Among the measures used to mitigate the risk of neonatal diarrhea outbreaks, the vaccination of cow herds appears to be the most important. In humans, the World Health Organization recommends the inclusion of the RVA vaccination in all national immunization programs (WHO, 2009). Several studies have demonstrated that vaccination does not totally eliminate the risk of infection, but it certainly reduces both the frequency and severity of the episodes of neonatal diarrhea caused by RVA infection in calves (Kaplon et al., 2013; Parreno et al., 2004). Considering that the immune pressure exerted by routine vaccination may have the potential to select strains containing specific G and P genotypes, it is important to monitor the genotypes present in the RVA strains that are circulating among and within vaccinated cattle herds (Cashman et al., 2010).

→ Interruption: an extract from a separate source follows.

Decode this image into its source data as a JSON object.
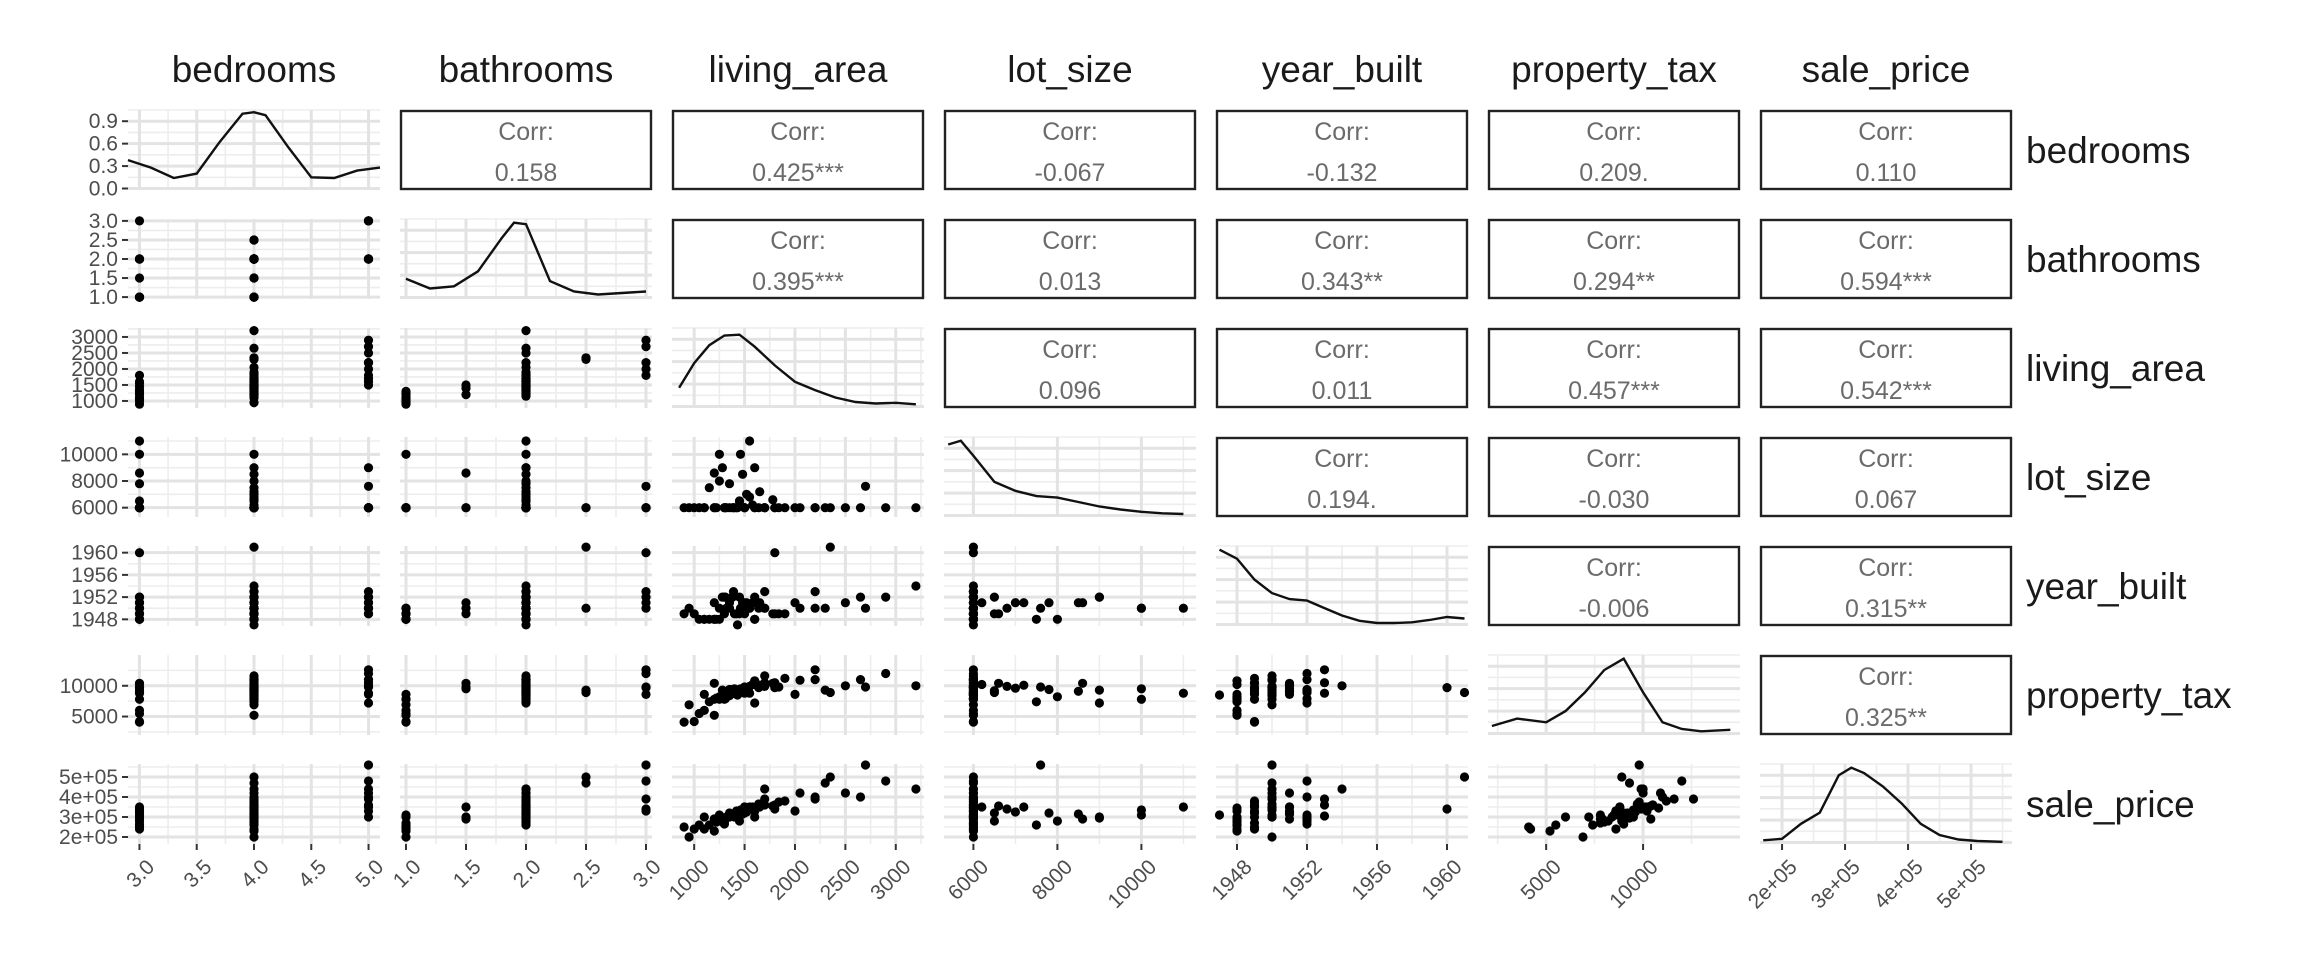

In summary, in this longitudinal study evaluating 1220 fecal samples (122 calves), the low occurrence of RVA in diarrheic fecal samples from calves born from regularly RVA G6P[5]-vaccinated cows was determined. In addition, the genotype G6P[5], present in the RVA vaccine strain used on the farm, was not identified in any RVA field strains identified in calves in this study. Additionally, the presence of the RVA G10P[11] genotype was verified, which was different from the vaccine strain, reinforcing the vaccine protection. The presence of RVA in vaccinated herds may occurs due to immune pressure, individual factors, management procedures, nutrition, and environmental variations. The constant monitoring of circulating RVA strains in neonatal diarrhea in dairy cattle herds is important to identify the emergence of new RVA strains, highlighting those with higher virulence and/or zoonotic potential.

Conflict of interest

The authors declared no potential conflicts of interest with respect to the research, authorship, and/or publication of this article.